Sequential Data Assimilation for Streamflow Forecasting: Assessing the Sensitivity to Uncertainties and Updated Variables of a Conceptual Hydrological Model at Basin Scale

Skillful streamflow forecasts provide key support to several water‐related applications. Because of the critical impact of initial conditions (ICs) on forecast accuracy, ever‐growing interest is focused on improving their estimates via data assimilation (DA). This study aims to assess the sensitivity of the DA‐based estimation of forecast ICs to several sources of uncertainty and the update of different model states and parameters of a lumped conceptual rainfall–runoff model over 232 watersheds in France. The performance of two sequential ensemble‐based techniques, namely, the ensemble Kalman filter (EnKF) and the particle filter (PF), is compared in terms of efficiency and temporal persistence (up to 10 days) of the updating effect through the assimilation of observed discharges. Several experiments specifically address the impact of the meteorological, state, and parameter uncertainties. Results show that an accurate estimate of the initial level of the routing store of the conceptual model ensures the most benefit to the DA‐based estimation of forecast ICs.
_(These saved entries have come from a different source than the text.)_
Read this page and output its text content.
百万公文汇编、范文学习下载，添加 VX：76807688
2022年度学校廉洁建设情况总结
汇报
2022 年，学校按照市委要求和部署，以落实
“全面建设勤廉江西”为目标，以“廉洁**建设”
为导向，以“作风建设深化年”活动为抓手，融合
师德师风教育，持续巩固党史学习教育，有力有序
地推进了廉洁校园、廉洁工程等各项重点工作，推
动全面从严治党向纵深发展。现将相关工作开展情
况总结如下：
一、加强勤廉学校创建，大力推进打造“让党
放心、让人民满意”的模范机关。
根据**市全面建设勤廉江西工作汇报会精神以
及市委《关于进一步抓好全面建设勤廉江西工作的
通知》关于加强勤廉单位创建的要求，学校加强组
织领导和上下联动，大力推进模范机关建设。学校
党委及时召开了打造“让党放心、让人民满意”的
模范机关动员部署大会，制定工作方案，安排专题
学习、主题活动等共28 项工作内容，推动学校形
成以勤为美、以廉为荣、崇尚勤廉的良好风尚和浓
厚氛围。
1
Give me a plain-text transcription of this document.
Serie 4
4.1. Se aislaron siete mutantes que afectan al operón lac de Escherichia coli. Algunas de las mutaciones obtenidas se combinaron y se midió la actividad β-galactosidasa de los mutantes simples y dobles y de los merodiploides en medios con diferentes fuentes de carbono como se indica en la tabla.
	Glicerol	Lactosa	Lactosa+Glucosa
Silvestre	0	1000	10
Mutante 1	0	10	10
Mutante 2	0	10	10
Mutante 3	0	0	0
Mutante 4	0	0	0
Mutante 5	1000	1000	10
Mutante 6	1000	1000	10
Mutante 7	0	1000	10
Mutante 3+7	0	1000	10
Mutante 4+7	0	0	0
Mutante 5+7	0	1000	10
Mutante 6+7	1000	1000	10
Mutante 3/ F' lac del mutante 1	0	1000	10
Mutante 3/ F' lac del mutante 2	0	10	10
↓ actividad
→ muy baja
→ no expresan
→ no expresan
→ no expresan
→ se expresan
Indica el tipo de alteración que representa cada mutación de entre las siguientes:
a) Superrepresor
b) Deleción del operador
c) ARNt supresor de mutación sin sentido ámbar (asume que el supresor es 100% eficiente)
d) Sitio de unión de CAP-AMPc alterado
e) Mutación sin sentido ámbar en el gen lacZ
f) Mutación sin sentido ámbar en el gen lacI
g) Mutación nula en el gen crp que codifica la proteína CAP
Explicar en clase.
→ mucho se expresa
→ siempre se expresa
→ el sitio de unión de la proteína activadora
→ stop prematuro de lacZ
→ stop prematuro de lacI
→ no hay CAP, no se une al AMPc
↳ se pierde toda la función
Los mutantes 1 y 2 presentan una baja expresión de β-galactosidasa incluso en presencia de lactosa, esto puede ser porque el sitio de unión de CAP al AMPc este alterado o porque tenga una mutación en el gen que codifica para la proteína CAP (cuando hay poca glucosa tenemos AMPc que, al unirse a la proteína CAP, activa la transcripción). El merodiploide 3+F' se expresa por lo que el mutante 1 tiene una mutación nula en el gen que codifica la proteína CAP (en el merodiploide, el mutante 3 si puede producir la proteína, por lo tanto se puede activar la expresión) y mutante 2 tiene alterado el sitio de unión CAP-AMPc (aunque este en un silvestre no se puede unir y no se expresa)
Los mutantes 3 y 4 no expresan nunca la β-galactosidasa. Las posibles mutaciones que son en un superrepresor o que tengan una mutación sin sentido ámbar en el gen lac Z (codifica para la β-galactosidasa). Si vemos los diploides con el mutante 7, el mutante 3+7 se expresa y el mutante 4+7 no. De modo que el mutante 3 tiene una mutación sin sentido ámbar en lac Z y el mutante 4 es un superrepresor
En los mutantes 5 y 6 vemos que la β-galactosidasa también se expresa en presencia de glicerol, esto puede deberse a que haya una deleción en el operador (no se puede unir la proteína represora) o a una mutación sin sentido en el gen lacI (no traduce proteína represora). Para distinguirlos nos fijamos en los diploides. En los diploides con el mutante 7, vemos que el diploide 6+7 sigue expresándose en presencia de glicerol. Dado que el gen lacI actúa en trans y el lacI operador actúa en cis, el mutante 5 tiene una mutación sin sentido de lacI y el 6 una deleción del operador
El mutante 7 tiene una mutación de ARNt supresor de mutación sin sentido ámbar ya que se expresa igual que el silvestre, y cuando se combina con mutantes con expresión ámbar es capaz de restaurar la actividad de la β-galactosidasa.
While EnKF‐based forecasts outperform PF‐based ones when accounting for meteorological uncertainty, the more comprehensive representation of the state uncertainty makes it possible to greatly improve the accuracy of PF‐based predictions, with a longer‐lasting updating effect. Conversely, forecasting skill is undermined when accounting for parameter uncertainty, owing to the change in hydrological responsiveness. This study extensively addresses several sensitivity analyses in order to provide useful recommendations for designing DA‐based streamflow forecasting systems and for diagnosing possible deficiencies in existing systems.